For Henry Littleton Groom (1860–1926), the day that the Toowoomba Chronicle (est. 1861) passed from the hands of the Groom family, after 46 years, into the hands of the Dunn family was the saddest of his life. The newspaper for which he had gradually become the managerial backbone in the 1880s and 1890s before formally becoming managing director in 1901 had slipped from the family’s grasp because of the secret decision of one family member.
William Henry Groom (1833–1901), ex-convict, storekeeper, politician and five-time mayor of Toowoomba, bought an interest in the Chronicle in 1874 and became the sole proprietor in 1876. He invigorated the paper, whichhad been struggling against its rival, the Darling Downs Gazette.

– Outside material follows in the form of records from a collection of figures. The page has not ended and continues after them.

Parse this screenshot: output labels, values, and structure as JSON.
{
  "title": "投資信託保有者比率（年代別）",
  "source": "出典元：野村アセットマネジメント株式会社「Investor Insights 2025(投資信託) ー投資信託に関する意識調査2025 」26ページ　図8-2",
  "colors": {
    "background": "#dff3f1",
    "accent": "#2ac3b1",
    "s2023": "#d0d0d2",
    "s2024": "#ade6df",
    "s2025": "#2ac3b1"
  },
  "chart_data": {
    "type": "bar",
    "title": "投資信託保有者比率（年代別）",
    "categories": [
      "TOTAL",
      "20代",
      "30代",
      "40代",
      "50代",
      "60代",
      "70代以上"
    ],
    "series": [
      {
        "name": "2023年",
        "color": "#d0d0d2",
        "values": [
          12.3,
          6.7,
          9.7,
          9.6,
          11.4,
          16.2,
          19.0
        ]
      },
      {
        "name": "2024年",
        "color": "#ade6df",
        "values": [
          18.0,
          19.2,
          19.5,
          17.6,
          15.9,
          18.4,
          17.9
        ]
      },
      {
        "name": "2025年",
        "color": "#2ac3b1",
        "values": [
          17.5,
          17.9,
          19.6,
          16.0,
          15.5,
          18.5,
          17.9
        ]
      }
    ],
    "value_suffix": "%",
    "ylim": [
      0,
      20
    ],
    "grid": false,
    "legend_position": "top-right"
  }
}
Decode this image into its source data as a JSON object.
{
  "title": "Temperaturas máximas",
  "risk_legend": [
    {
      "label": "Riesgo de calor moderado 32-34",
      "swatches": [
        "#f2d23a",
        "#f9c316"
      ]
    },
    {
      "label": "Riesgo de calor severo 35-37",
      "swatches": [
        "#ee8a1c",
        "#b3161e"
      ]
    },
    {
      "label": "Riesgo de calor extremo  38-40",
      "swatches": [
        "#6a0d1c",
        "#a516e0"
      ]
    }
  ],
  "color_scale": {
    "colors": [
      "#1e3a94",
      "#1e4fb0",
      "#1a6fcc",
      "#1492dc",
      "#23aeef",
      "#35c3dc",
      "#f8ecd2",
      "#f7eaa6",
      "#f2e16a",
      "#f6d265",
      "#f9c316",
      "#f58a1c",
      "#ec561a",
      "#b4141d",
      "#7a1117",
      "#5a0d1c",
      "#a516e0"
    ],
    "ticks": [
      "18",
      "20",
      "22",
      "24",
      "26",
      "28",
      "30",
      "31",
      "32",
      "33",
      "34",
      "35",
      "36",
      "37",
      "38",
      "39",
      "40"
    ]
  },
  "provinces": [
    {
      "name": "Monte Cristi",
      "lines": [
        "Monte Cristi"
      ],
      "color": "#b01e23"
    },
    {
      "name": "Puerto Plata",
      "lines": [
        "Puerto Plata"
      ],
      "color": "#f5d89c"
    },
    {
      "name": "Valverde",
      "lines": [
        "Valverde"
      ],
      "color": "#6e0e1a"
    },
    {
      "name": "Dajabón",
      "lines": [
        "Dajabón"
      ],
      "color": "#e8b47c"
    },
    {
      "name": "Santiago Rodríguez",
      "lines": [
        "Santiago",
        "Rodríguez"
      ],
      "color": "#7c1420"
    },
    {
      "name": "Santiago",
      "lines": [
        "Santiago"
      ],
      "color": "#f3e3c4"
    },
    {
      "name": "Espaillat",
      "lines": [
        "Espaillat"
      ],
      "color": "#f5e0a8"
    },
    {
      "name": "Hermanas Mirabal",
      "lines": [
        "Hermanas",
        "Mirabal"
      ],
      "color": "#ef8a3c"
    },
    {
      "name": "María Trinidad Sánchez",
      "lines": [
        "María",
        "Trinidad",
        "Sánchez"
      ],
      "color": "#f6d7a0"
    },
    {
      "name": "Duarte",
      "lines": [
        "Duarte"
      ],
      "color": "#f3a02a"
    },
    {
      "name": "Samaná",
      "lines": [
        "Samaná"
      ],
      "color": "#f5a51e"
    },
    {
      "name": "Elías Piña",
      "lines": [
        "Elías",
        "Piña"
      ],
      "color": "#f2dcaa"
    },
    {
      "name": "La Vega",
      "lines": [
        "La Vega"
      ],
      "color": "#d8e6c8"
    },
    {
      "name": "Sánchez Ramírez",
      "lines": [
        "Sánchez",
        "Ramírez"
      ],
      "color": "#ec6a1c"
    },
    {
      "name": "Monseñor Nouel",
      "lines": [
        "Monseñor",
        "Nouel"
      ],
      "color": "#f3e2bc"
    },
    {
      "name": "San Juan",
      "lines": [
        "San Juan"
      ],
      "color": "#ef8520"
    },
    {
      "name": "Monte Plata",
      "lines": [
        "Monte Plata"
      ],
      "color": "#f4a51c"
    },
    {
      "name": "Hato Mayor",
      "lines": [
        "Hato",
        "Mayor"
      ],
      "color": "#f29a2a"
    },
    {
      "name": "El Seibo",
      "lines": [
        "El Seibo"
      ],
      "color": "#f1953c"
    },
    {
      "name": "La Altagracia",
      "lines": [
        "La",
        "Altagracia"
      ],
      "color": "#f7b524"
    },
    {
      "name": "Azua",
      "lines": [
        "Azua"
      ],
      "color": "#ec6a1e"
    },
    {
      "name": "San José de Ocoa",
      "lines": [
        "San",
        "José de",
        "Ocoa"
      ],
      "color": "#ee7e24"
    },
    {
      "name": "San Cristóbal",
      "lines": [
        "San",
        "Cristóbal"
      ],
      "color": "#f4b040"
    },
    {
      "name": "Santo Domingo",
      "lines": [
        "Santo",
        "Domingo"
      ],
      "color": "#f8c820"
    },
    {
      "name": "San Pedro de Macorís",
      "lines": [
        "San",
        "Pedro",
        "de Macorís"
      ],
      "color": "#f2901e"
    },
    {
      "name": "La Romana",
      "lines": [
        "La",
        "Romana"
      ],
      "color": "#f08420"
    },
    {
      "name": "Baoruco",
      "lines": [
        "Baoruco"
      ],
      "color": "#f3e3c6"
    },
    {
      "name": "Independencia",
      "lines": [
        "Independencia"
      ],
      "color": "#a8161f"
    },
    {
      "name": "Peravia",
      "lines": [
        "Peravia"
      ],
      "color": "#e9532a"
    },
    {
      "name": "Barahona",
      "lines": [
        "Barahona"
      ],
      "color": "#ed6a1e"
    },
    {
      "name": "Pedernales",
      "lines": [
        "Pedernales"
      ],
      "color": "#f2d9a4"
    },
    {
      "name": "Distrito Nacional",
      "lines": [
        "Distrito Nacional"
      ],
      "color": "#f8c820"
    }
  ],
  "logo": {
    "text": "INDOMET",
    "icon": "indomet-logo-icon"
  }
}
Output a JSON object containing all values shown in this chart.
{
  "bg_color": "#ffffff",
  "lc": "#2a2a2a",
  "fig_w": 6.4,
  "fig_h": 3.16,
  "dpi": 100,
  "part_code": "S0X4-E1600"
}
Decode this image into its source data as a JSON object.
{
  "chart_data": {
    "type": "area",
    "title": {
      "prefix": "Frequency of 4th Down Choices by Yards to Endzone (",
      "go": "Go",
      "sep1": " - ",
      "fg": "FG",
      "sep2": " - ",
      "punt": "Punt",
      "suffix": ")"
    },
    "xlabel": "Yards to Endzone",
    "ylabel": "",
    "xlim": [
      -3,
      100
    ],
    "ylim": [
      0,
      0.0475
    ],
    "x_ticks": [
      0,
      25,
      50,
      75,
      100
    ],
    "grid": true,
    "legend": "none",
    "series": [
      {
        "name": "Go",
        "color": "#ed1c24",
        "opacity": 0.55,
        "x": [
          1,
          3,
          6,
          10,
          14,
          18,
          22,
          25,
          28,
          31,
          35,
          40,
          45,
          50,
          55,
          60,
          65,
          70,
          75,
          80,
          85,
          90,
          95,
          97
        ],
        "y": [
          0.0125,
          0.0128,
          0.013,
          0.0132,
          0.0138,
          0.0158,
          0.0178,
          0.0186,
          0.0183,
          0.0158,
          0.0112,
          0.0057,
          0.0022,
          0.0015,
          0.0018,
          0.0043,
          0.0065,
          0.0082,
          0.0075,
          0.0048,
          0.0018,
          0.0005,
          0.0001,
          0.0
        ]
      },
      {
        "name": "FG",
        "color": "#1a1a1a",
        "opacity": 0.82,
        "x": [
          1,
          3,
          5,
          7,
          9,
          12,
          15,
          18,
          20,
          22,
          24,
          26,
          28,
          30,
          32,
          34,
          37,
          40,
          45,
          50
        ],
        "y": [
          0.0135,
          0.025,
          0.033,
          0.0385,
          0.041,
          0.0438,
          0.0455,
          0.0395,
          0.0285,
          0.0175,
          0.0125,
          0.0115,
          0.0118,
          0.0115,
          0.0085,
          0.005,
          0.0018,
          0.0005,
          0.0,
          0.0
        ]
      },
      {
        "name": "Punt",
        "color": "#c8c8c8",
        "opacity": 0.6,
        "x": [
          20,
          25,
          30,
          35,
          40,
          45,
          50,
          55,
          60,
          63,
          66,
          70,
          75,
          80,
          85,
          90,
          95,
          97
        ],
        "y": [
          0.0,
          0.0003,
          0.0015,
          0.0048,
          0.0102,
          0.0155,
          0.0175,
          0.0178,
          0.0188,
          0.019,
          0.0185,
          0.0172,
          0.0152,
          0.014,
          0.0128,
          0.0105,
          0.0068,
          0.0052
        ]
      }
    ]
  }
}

Groom held a seat for Drayton and Toowoomba in the Queensland Legislative Assembly almost continuously from 1862 until his election to the first federal parliament in 1901. In August 1901, he became the first federal MP to die in office. Groom relinquished his sole proprietorship in 1900, when W.H. Groom & Sons Ltd was formed.
Three of Groom’s sons—Henry, Fred and William—ran the newspaper business after his death in 1901, and a fourth son, Littleton Ernest, won his father’s federal parliamentary seat and served with distinction for 34 years. He was knighted in 1924.
In Toowoomba, Henry was in charge at the newspaper, and he made it a daily in April 1906. He was a member of the Queensland Legislative Council (1906–22), and president of the Queensland Country Press Association (1912–23). He continued his day-to-day administration of the Chronicle’s affairs, but in his absence squabbling and bickering emerged among the Groom brothers. William Groom, the newspaper’s accountant, disregarded his father’s wish that the family should not sell the Chronicle. He held power of attorney, and is said to have secretly arranged the sale of the newspaper in June 1922 to Andrew Dunn and family, who owned dailies in Rockhampton, Maryborough and Warwick.
Having effectively lost his inheritance, William Henry George Groom (1900–84), a son of H.L. Groom, forged a wide-ranging journalism career in Toowoomba, Maryborough, Brisbane, Longreach, Melbourne and Bundaberg before establishing a small group of newspapers based in Innisfail, and including Atherton and Cairns.
He published his Innisfail paper daily from 1940 to 1973. A sister, Marion Flora (Dolly), and a brother, Spencer David, worked with him at Innisfail.
REF: R. Kirkpatrick, ‘The Chronicle: Groomed to Survive’, in B. Hinchliffe (ed.), They Meant Business (1984).